General utility of the database to the scientific community

  1. Are there links to other databases? Which ones?
    Although most of the data is generated by the IRD team, the database also imports data from the following databases:
  2. Is it convenient to browse the data?
    IRD has multiple ways to browse and search the data within their database. They also have a number of tools that make it convenient to refine and analyze the search as well as save the data you are working on to your "workbench" so you can come back to it later.
    1. You can use their quick search tool, to "search for sequence records using any text terms in key text fields and public IDs (e.g. accession numbers) of nucleotide and protein sequence records, strain data, surveillance data, and human clinical metadata."
    2. Or, you search using any of the following, focused, search tools:
      • Sequences & Strains
      • Animal Surveillance
      • 3D Protein Structure Files
      • Human Clinical Metadata
      • Serology Experiments (Beta)
      • Host Factor Data
      • Antiviral Drugs
      • Immune Epitopes
      • Phenotypes
      • PCR Primer Probe Data
      • Sequence Feature Variant Types
      • Human Clinical Studies and Lab Experiments (Beta)
    With all of these tools, you have many options to access any single piece of data.
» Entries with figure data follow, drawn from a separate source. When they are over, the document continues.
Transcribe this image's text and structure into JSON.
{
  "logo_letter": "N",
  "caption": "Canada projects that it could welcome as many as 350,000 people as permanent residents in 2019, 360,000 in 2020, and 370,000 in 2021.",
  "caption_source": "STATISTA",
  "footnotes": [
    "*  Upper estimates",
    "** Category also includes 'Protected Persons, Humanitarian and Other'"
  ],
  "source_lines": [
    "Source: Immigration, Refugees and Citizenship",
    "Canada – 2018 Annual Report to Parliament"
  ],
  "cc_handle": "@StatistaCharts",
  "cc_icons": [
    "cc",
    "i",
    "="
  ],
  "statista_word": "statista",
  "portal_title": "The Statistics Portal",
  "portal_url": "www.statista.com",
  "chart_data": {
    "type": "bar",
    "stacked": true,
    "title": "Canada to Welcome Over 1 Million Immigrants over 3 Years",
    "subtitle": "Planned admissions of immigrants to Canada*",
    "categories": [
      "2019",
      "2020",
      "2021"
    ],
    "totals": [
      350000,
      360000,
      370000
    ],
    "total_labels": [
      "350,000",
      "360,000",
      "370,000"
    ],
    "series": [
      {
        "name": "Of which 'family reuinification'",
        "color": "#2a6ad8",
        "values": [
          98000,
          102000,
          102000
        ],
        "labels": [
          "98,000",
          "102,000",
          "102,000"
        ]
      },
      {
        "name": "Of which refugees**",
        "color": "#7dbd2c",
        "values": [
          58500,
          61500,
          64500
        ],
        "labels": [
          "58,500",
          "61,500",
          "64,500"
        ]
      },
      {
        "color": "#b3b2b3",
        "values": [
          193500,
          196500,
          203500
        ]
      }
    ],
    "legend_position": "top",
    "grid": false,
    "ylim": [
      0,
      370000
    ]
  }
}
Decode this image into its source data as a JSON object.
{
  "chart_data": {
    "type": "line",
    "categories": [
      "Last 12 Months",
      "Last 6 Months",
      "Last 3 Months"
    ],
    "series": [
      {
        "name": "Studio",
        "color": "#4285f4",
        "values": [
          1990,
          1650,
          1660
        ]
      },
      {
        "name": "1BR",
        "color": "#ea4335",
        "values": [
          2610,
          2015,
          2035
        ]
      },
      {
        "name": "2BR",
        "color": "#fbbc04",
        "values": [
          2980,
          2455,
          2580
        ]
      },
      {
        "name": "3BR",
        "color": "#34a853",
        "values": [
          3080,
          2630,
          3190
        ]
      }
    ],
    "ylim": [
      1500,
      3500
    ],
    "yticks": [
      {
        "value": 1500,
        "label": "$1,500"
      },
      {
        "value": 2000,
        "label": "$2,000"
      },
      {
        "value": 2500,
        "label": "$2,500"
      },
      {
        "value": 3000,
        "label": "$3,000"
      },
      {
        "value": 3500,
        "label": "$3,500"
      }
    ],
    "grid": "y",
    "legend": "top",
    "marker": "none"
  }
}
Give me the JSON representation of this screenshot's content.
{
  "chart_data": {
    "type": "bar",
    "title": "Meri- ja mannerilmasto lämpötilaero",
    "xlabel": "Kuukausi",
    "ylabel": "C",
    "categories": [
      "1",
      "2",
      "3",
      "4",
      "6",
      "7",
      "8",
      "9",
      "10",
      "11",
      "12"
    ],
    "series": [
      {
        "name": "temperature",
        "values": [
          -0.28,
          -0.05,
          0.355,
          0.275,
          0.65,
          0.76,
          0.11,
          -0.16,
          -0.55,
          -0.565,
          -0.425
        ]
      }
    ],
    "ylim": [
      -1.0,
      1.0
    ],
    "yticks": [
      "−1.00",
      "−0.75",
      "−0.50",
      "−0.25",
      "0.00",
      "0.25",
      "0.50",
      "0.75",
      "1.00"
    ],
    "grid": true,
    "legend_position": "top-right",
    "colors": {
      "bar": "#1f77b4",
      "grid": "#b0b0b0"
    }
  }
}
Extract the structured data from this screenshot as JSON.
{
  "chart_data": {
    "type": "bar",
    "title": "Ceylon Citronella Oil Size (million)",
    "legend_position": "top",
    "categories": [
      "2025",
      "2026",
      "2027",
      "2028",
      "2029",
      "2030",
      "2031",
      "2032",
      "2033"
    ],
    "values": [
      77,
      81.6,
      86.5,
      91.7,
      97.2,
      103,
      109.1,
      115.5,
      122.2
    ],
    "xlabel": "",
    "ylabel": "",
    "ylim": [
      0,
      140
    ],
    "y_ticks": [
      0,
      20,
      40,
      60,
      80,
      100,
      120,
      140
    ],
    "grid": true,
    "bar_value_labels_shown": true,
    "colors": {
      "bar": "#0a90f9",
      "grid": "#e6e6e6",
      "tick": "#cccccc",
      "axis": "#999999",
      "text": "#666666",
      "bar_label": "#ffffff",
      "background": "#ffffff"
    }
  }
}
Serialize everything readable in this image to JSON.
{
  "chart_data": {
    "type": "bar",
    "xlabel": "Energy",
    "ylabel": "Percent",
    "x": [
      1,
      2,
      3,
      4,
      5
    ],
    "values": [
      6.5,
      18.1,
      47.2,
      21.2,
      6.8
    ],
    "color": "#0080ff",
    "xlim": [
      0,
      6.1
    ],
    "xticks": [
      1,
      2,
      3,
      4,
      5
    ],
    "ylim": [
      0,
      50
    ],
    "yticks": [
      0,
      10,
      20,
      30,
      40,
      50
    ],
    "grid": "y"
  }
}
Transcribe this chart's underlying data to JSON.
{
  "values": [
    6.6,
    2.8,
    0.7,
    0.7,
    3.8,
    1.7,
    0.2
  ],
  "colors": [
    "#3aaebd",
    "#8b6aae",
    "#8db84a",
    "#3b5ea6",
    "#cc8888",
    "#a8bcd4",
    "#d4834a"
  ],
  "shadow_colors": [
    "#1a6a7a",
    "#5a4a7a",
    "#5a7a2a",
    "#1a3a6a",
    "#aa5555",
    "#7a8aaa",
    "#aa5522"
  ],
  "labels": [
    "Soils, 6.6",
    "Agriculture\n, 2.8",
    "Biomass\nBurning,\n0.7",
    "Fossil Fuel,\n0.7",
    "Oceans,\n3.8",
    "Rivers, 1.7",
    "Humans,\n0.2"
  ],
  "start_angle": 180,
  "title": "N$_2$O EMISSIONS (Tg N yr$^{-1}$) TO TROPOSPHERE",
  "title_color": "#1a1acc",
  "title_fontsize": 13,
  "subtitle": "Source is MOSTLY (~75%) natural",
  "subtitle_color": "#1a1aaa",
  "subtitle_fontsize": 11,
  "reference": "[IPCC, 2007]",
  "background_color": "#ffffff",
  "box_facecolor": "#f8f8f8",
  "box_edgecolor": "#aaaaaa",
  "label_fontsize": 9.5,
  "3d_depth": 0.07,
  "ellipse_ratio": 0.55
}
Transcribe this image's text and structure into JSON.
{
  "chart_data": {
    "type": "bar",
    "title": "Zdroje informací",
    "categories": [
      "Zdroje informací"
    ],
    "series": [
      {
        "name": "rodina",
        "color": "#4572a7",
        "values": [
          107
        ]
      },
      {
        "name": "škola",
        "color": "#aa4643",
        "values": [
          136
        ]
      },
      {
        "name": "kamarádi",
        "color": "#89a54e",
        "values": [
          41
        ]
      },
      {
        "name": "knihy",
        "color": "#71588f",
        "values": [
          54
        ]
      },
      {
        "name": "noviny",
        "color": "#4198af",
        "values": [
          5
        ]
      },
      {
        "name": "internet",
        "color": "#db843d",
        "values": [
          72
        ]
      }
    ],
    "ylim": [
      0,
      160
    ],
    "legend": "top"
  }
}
This provides a lot of convenience when it comes too trying to locate anything within their database.
  3. Is it convenient to download the data?
    Yes, once you've used one of their various search tools to find the data point that you need, you can download the data into one of the following formats:
    1. GFF3
    2. Segment FASTA
    3. Gene FASTA
    4. CDS FASTA
    5. Protein FASTA
    • In what file formats are the data provided?
    Listed above.
    • Are they standard or non-standard formats?
    All file formats that they provide are standard in bioinformatics.
  4. Evaluate the “user-friendliness” of the database: can a naive user quickly navigate the website and gather useful information?
    It is a pretty user-friendly database. They have done a good job making all of their search and download tools very obvious and easy to use. Obviously is someone who has no biological background would have a hard time searching data, but that doesn't make the site not user-friendly.
    • Is the website well-organized?
    For the most part everything is clearly labeled and organized well. They have five main sections right under their logo which help direct you to the part of the site that you are looking for. The dropdown menus under each of these sections has labels that aren't confusing, and therefore take you to exactly the part of the site that you think you are going to.
    • Does it have a help section or tutorial?
    Yes, one of the five main sections is labeled help (easily spotted and right at the top-center of the page) and has the following sub-sections:
    1. Help Manual
    2. Tutorials & Training Materials
    3. Frequently Asked Questions
    4. IRD Computational Protocols
    5. IRD Glossary
    6. Contact Us
    7. Cite IRD
    Their help manual is very extensive with detailed written instructions on how to access/use any part of the site. Their Tutorials and Training Materials page is also very helpful because it provides links to video instructions on how to do the most used tasks within IRD.
    • Are the search options sensible?
    • Run a sample query. Do the results make sense?
  5. Access: Is there a license agreement or any restrictions on access to the database?

Summary judgment

  1. Would you direct a colleague unfamiliar with the field to use it?
  2. Is this a professional or hobby database?

Some Definitions

  • Electronic curation occurs when someone writes a program to add information to a database record from another database.
  • Manual curation occurs when a human reviews the information being added to a record to validate it as true.
    • In-house is when the human works for the database organization.
    • Community is when the database allows members of the scientific community that don't work for the database organization to add information to the record.